Motivation is a critical component in creative strategy. I know that I am straying into “blog part one” territory but I wanted to make the point that people who are highly motivated are more focused, persistent, willing to take risks and sustain high energy. In addition, strategic capacity is more effectively developed by diverse leadership teams than by individual leaders. Teams with disparate interests and experiences bring a wider set of perspectives ideally with both “insiders” and “outside” perspectives on a situation. They bring a range of different ties and connections to different peer groups and they bring a wider range of experience of collective action.
I relate this to our current context and the fact that quality improvement and cost containment have nearly always been the responsibility of separate sub-groups within the NHS system. Quality has typically been led through clinical governance, or by improvement specialists or clinicians with a special interest. Cost reduction has generally been led by the Director of Finance or operational managers. We need to raise the bar by enabling an uncommon alliance between these ‘camps’ and by truly understanding what it will take to make quality and cost everyone’s business and deliver rapid whole-system change, just like the diverse teams that changed the world in Marshall Ganz’s writing.
The final big message that I take from the writings of Marshall Ganz is that, contrary to much change thinking in the NHS, it is impossible to mobilise at scale by appealing to people’s self interests, “what’s in it for me?” You can only create and sustain large scale change through a foundation of core values that are shared by leaders and followers alike. Shared values are a prerequisite for the commitment, courage and sense of common purpose required for transformation. We need to focus on hope, opportunity and a different future. As Ganz puts it:
“We got used to the politics of disappointment — figuring out how soon we are going to be let down. …There’s a different dynamic in the politics of hope. It’s much more challenging. It means you’ve got to get up and do something.
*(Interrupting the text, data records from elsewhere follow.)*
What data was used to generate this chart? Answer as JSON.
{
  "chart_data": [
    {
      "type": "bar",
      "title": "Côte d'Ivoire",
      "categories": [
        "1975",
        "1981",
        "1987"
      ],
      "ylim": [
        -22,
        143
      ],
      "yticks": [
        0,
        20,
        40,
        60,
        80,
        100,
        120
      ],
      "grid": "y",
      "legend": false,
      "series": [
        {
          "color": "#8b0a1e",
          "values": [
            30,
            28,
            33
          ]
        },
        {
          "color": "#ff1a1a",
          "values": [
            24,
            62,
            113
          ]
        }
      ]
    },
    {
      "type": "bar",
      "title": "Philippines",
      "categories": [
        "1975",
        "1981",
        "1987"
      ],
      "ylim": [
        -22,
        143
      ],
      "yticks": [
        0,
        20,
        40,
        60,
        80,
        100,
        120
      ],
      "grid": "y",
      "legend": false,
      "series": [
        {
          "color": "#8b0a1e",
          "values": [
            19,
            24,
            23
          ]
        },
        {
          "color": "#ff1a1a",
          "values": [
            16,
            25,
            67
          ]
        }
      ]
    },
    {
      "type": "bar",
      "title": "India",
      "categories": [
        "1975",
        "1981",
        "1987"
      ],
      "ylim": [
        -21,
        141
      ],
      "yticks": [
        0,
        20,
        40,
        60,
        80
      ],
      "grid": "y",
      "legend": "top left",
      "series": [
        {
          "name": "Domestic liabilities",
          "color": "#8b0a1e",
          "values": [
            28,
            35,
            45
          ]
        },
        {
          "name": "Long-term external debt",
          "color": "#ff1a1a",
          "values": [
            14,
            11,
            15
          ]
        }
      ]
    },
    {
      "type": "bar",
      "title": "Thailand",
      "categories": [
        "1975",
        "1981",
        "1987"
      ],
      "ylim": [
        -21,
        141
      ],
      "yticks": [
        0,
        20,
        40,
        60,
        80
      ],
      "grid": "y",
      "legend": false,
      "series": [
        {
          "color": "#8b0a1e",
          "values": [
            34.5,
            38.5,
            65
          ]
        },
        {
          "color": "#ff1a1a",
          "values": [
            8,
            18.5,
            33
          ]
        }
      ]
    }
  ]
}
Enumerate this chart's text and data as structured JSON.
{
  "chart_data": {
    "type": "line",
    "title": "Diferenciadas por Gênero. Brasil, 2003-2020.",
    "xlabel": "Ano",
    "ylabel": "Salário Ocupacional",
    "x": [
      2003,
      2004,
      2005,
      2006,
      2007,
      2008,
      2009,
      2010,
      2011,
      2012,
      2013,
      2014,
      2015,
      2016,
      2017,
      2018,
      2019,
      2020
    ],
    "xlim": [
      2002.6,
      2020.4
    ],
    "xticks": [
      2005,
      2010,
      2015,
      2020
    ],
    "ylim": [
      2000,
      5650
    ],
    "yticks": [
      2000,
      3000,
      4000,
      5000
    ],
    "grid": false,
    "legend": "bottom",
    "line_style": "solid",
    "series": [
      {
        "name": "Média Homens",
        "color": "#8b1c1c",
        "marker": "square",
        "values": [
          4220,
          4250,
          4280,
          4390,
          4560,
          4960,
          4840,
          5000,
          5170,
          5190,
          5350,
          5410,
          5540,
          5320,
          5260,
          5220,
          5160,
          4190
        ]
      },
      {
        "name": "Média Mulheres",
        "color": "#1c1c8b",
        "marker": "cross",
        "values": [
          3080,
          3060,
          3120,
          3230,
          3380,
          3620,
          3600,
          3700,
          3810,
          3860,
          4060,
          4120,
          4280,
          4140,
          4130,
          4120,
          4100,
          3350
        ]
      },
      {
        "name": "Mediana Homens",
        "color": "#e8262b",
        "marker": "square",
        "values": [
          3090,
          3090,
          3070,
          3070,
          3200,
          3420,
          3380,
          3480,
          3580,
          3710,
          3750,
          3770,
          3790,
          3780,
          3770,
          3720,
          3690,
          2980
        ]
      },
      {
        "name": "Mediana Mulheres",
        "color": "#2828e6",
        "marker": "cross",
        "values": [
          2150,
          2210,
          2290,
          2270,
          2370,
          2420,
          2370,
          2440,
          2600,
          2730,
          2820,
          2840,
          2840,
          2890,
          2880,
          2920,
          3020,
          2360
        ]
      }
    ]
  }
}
There’s opportunity. If you don’t take advantage of that opportunity, you really have to bear responsibility for not doing so. That’s how I see the time we’re in.”
We are at an extraordinary moment in the history of the NHS, a time of both possibility and uncertainty. It requires an extraordinary leadership response. The power is in the status quo, in the ways that we have traditionally worked, in our professional and organisational silos. As Ganz says, leadership involves “taking responsibility to enable others to achieve purpose in the face of uncertainty”. Strategic resourcefulness becomes a core leadership capability in our brave new world.